There were women in the world, Daddy told me, who had to do things that could be dangerous in order to get by. Women who looked like Tawny and hung out at truck stops, waiting to keep the truckers company. Sometimes, bad things happened to those women, but because of what they did, most people didn’t care and nothing was done.

And nothing is exactly what had been done when a 20 year old girl with dyed red hair in a crop top, cut off jeans, and boots with pink accents went missing twenty years before.

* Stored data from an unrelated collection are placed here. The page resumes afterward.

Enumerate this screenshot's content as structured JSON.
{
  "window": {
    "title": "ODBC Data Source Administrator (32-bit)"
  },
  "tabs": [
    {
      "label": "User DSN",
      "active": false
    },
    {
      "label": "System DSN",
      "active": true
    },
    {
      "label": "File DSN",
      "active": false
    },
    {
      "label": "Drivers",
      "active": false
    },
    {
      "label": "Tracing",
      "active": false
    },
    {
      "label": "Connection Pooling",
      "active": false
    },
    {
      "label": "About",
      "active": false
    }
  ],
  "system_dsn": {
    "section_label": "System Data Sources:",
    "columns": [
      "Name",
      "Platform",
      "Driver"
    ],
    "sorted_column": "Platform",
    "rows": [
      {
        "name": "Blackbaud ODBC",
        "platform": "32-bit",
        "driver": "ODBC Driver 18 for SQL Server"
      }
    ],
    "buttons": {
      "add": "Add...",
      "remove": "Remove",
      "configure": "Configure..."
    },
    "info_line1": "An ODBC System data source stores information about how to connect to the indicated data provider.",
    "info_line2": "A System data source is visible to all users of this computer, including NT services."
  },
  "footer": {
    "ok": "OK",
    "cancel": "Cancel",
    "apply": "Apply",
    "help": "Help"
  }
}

She’d been working around the truck stop for a couple months when she disappeared. People agreed it had to have been one of the truckers, but trying to track down which one it was was viewed as a waste of time and resources.

Tawny McMichaels was all but written off and forgotten.

Right up until the rumors started. People who knew of her claimed that they’d seen Tawny at truck stops all over the state, although the one we were at, where she’d disappeared from, was the most popular place; always wearing the same thing, always after dark. She was friendly, they’d say, but never approached anyone. She let them come to her.

The older guys, the ones who’d been on the job awhile like Daddy, steered clear of Tawny. They were a superstitious lot and they accepted and believed things more readily than a lot of others might without question; Tawny was one of those things. The younger ones who didn’t know any better, though, were another story.

They were given three chances, or so the tale went.

Three chances to turn back after Tawny said no.

Three chances to walk away.

Three chances to live.

Tawny was more fair than others had been to her.

“Is…is she a monster, Daddy?” I whispered, my fear making it impossible for me to speak any louder.

His mustache bristled slightly. “You know how I’m always telling you to be respectful, mind yourself, be kind, right up until someone comes begging for a lesson?”

I nodded into his shoulder.

“Tawny ain’t a monster, boy,” he said, “she’s just the hardest lesson some people are ever gonna learn.”